The preventive suspension without pay was issued by the Ombudsman for the administrative and graft cases filed against Binay and 22 others in connection with the alleged “overpriced” construction of the Makati City Hall Building II.

De Lima, Roxas and Morales have interpreted the TRO of the CA before to be “of no force and effect” because it should be considered “moot and academic” since Vice Mayor Pena has already assumed as Acting Mayor of Makati City prior to the TRO issuance by the CA.

The alleged defiance of the Ombudsman, DILG, De Lima and Pena even caused the Binay camp to ask the CA to cite them in contempt.

This prompted the Ombudsman to elevate the case to the Supreme Court (SC).

However, the SC refused to stop the CA with its proceedings and the CA eventually issued a writ of preliminary injunction order against them.

The contempt case against Roxas and Morales was already heard by the CA.

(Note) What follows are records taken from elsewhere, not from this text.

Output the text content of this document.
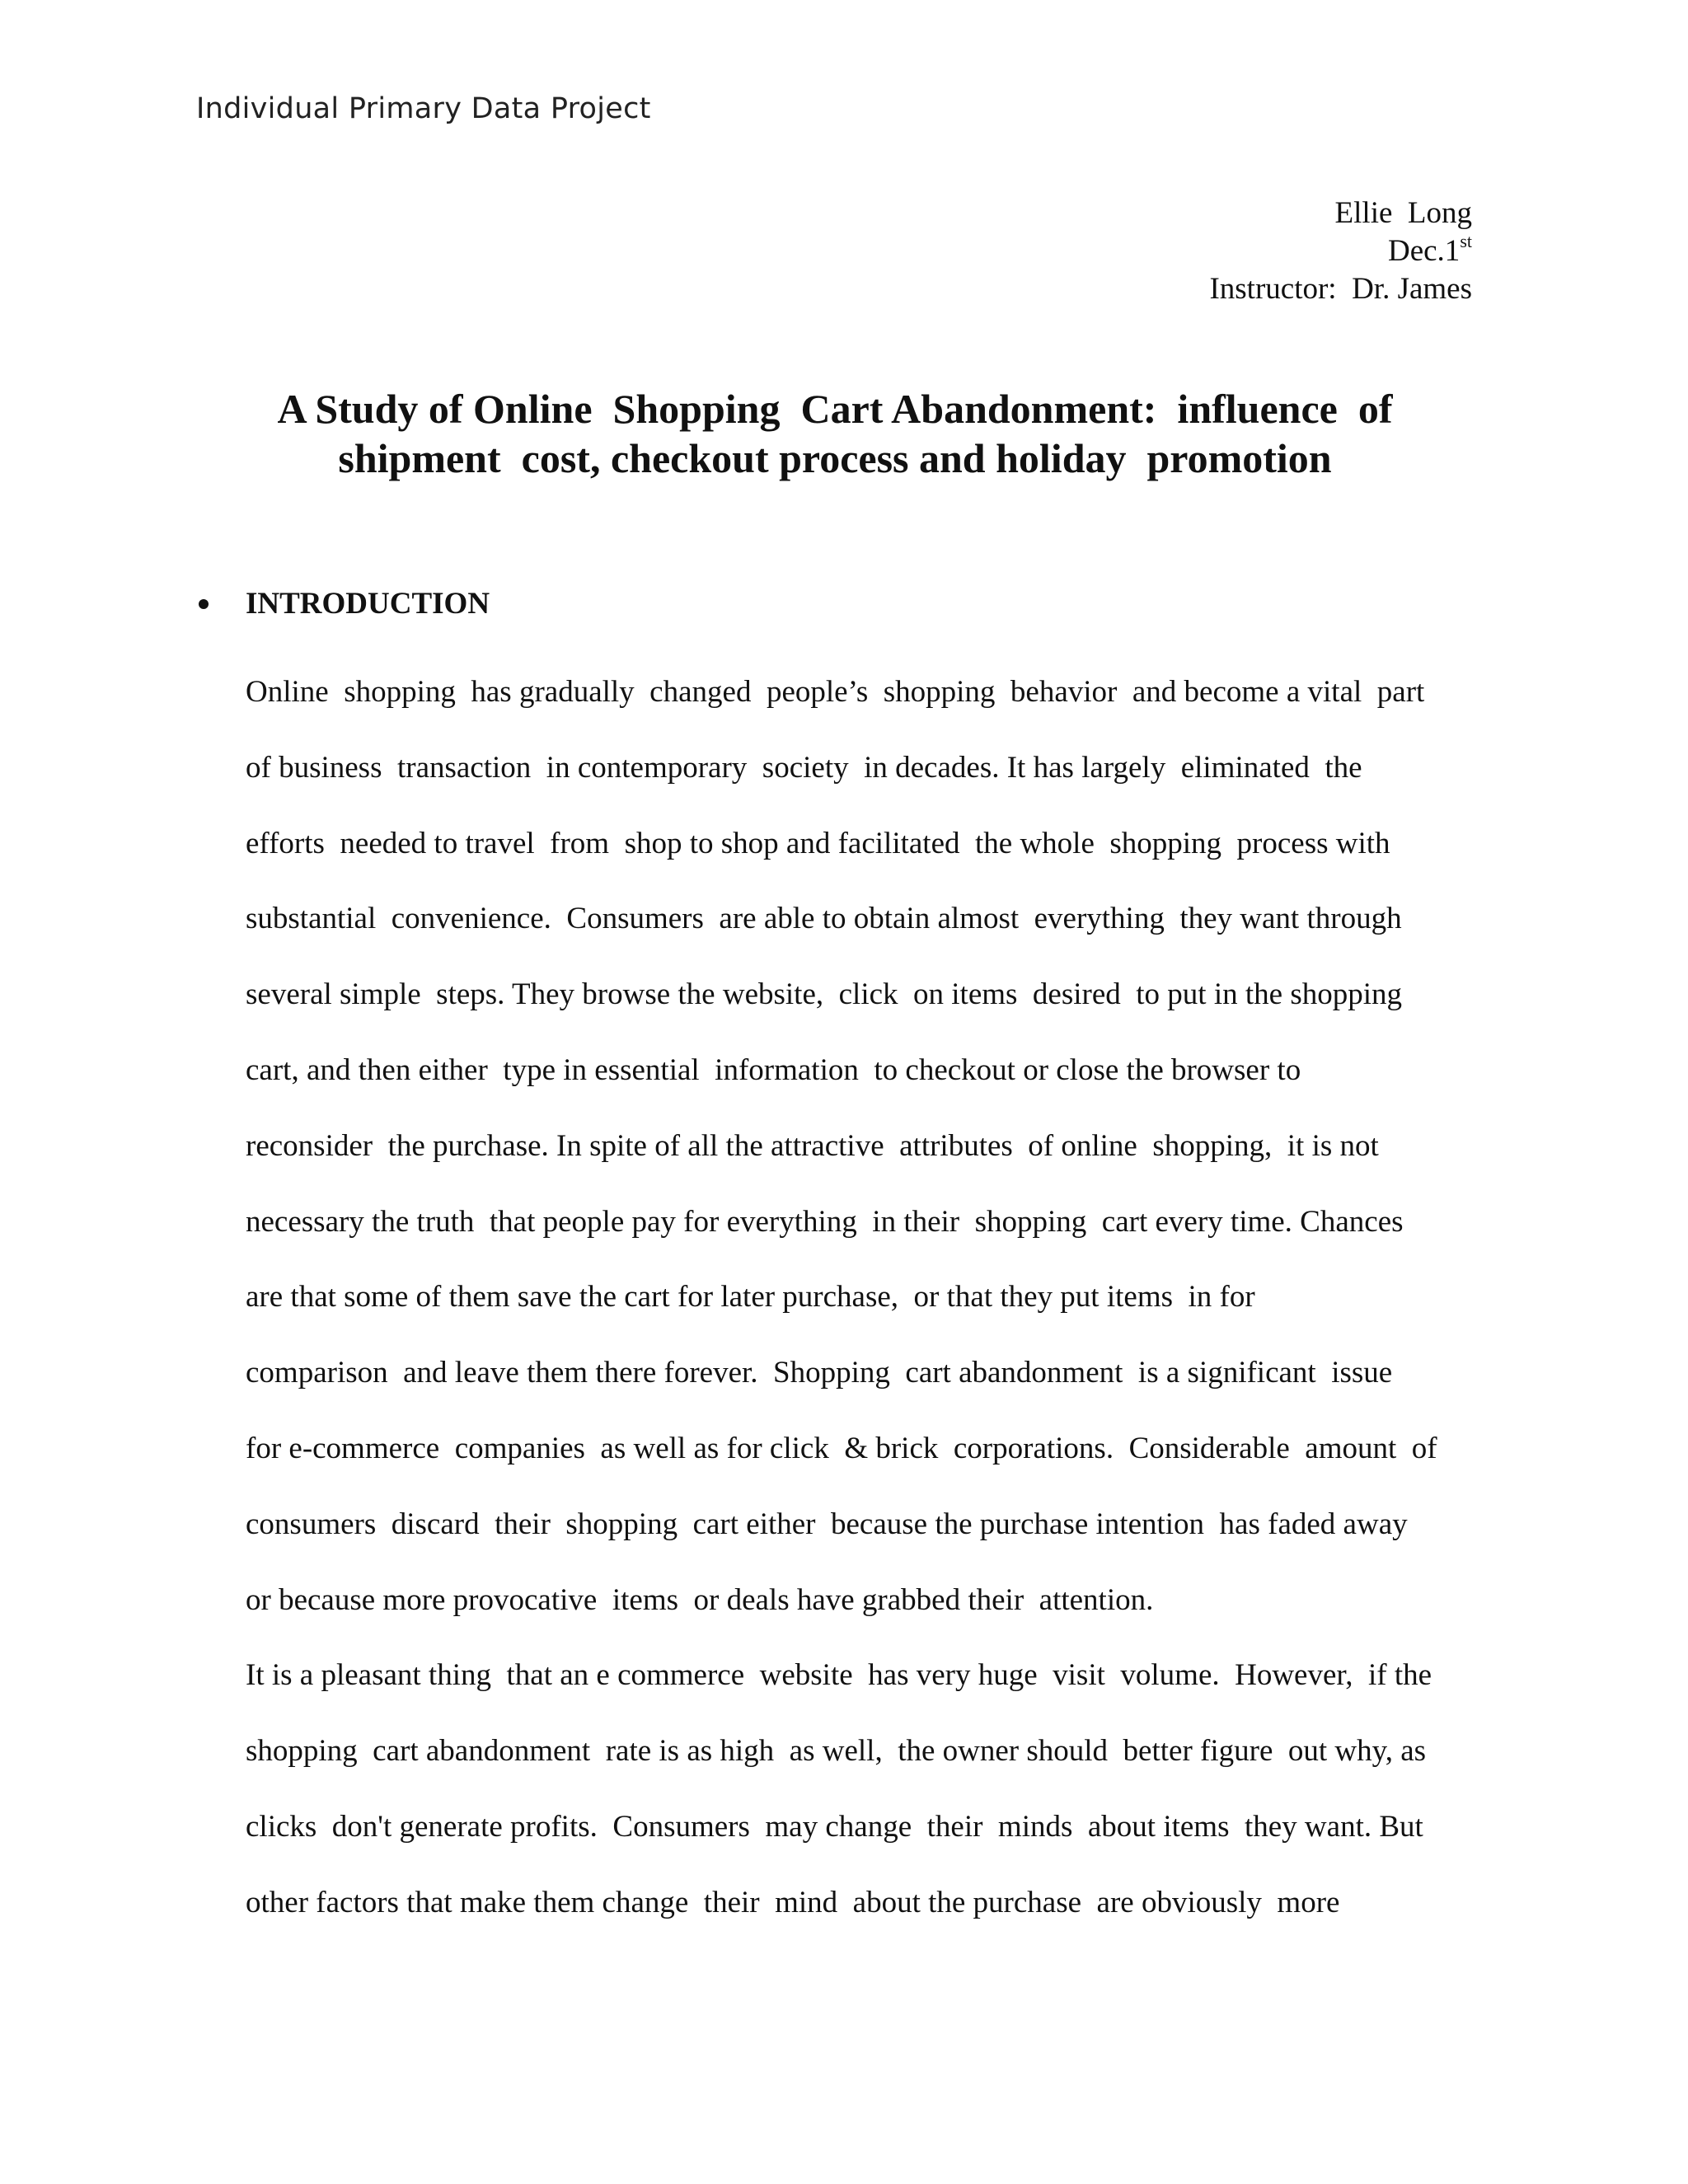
Individual Primary Data Project
Ellie  Long
Dec.1st
Instructor:  Dr. James
A Study of Online  Shopping  Cart Abandonment:  influence  of
shipment  cost, checkout process and holiday  promotion
INTRODUCTION
Online  shopping  has gradually  changed  people’s  shopping  behavior  and become a vital  part
of business  transaction  in contemporary  society  in decades. It has largely  eliminated  the
efforts  needed to travel  from  shop to shop and facilitated  the whole  shopping  process with
substantial  convenience.  Consumers  are able to obtain almost  everything  they want through
several simple  steps. They browse the website,  click  on items  desired  to put in the shopping
cart, and then either  type in essential  information  to checkout or close the browser to
reconsider  the purchase. In spite of all the attractive  attributes  of online  shopping,  it is not
necessary the truth  that people pay for everything  in their  shopping  cart every time. Chances
are that some of them save the cart for later purchase,  or that they put items  in for
comparison  and leave them there forever.  Shopping  cart abandonment  is a significant  issue
for e-commerce  companies  as well as for click  & brick  corporations.  Considerable  amount  of
consumers  discard  their  shopping  cart either  because the purchase intention  has faded away
or because more provocative  items  or deals have grabbed their  attention.
It is a pleasant thing  that an e commerce  website  has very huge  visit  volume.  However,  if the
shopping  cart abandonment  rate is as high  as well,  the owner should  better figure  out why, as
clicks  don't generate profits.  Consumers  may change  their  minds  about items  they want. But
other factors that make them change  their  mind  about the purchase  are obviously  more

In the petition of Binay, he argued before the CA that the Ombudsman committed a grave abuse of discretion and violated his rights in its suspension order on a mere complaint for corruption case filed against him.

Binay claimed that Morales “whimsically and capriciously disregarded and violated established laws and jurisprudence.”

He added that he was suspended even without asking for his counter-affidavit.

Binay cited an SC jurisprudence which said that a mere signature or approval appearing on the document is not enough to sustain the charge of conspiracy among public officials and employees.

He alleged that the case filed against him before the Ombudsman is weak and does not warrant a preventive suspension.

Binay further argued that the accusation against him of anomaly for the construction of the Makati City Hall Building II involved five construction phases with Phases I and II.

He said that this was undertaken before he was elected as mayor in 2010.

Binay added that only Phases III to V were undertaken during his first term as mayor.